Sou da opinião de que, quando queremos convencer alguém, o melhor é ser franco. Honesto mesmo, reconhecendo inclusive os pontos negativos da perspectiva que será defendida. Por exemplo, usar camisinha.
Costumavam dizer, na adolescência, que a tal camisinha, tão necessária, não faria qualquer diferença na nossa aguardada dança horizontal. Ora, claro que faz diferença — e o mais sensato é estar pronto para isso. O papo do dentista é outro clássico: garantem que "não vai doer nada", mas, dependendo do dia, você sai de lá como se tivessem asfaltado a sua boca. Tem ainda a falácia do trabalho, de que basta fazer o que ama para jamais se sentir trabalhando, ou abstrações genéricas como "você jamais se arrependerá de seguir seu coração".
Não, não, o melhor é ser verdadeiro. Dar a real, como se fala. Dito isso, sabemos que focinheira é um troço invasivo, talvez desconfortável e, claro, ninguém quer ver seu cachorrinho com cara de Hannibal Lecter.
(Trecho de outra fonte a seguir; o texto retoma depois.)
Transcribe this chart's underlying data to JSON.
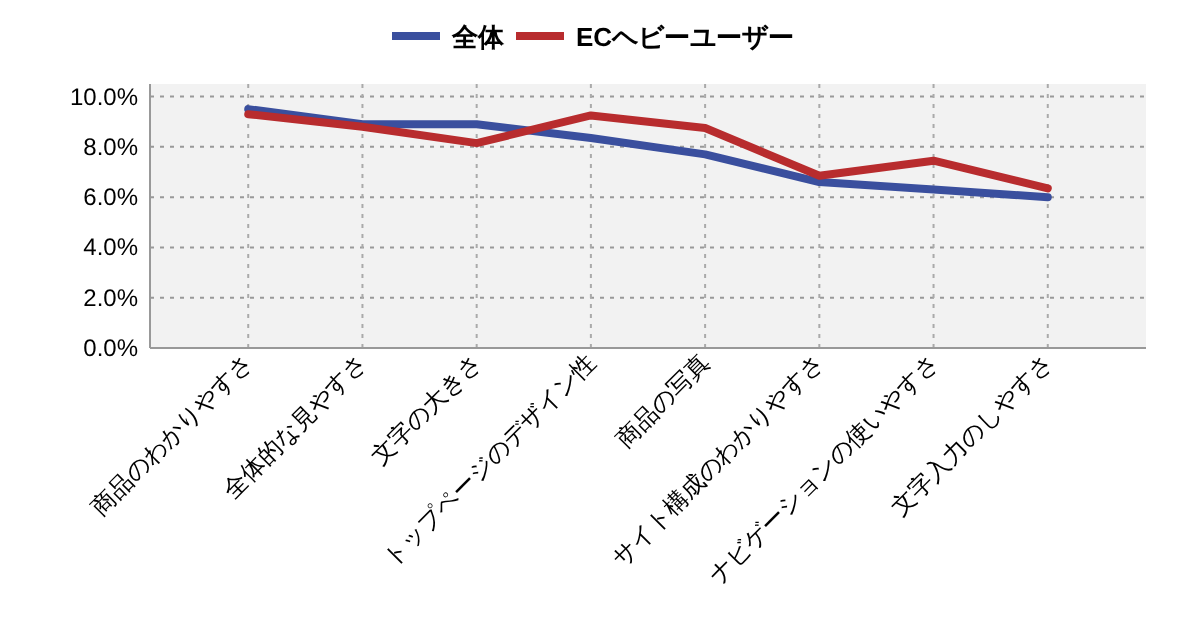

Mas, só neste mês de outubro, em Porto Alegre, dois casos perturbadores deixaram claro que essa resistência ao acessório — um fenômeno brasileiro, é bom lembrar — precisa ser superada.
No bairro Hípica, um senhor de 84 anos teve a orelha praticamente decepada por dois pitbulls e outro cão sem raça definida. Dias depois, no Menino Deus, um american bully (uma derivação do pitbull) atarraxou os caninos no joelho de uma mulher e saiu a arrastá-la pela calçada, ignorando os pedidos de trégua da própria tutora e os pontapés que recebia do namorado da vítima. O vídeo é horripilante.
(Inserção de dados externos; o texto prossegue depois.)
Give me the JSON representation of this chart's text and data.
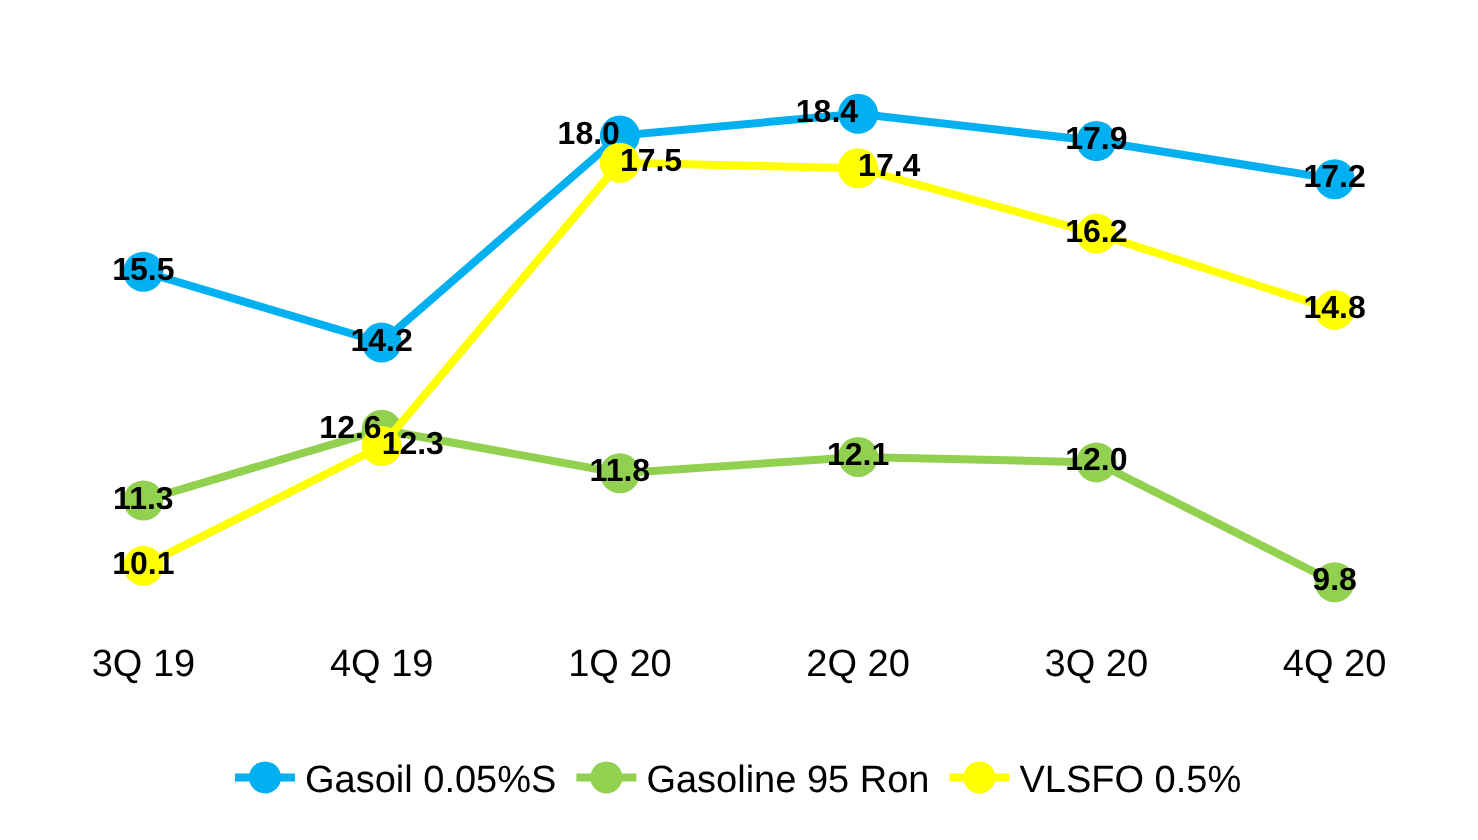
{
  "chart_data": {
    "type": "line",
    "categories": [
      "3Q 19",
      "4Q 19",
      "1Q 20",
      "2Q 20",
      "3Q 20",
      "4Q 20"
    ],
    "series": [
      {
        "name": "Gasoil 0.05%S",
        "color": "#00b0f0",
        "values": [
          15.5,
          14.2,
          18.0,
          18.4,
          17.9,
          17.2
        ],
        "value_labels": [
          "15.5",
          "14.2",
          "18.0",
          "18.4",
          "17.9",
          "17.2"
        ]
      },
      {
        "name": "Gasoline 95 Ron",
        "color": "#92d050",
        "values": [
          11.3,
          12.6,
          11.8,
          12.1,
          12.0,
          9.8
        ],
        "value_labels": [
          "11.3",
          "12.6",
          "11.8",
          "12.1",
          "12.0",
          "9.8"
        ]
      },
      {
        "name": "VLSFO 0.5%",
        "color": "#ffff00",
        "values": [
          10.1,
          12.3,
          17.5,
          17.4,
          16.2,
          14.8
        ],
        "value_labels": [
          "10.1",
          "12.3",
          "17.5",
          "17.4",
          "16.2",
          "14.8"
        ]
      }
    ],
    "marker": "circle",
    "line_style": "solid",
    "legend": "bottom"
  }
}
Toda vez que ocorrem episódios assim, surge o velho debate sobre um suposto instinto violento de determinadas raças, mas, como não há consenso científico em torno disso, a discussão fica sempre improdutiva. O enfoque que deveria avançar é muito mais óbvio: existe uma lei federal que obriga, no espaço público, focinheira em cachorros de grande porte e de raças específicas, mas ninguém dá a mínima para ela. Por quê? Porque, na cabeça do dono, aquele monstro de 40 quilos é sempre um bebê incompreendido.
Por mais fofinho que ele seja, não estamos falando só de cachorros, estamos falando de regras de convivência. Assim como a camisinha ou o dentista, a focinheira pode não ser a coisa mais agradável do mundo, mas é melhor lidar com o desconforto do que com as consequências.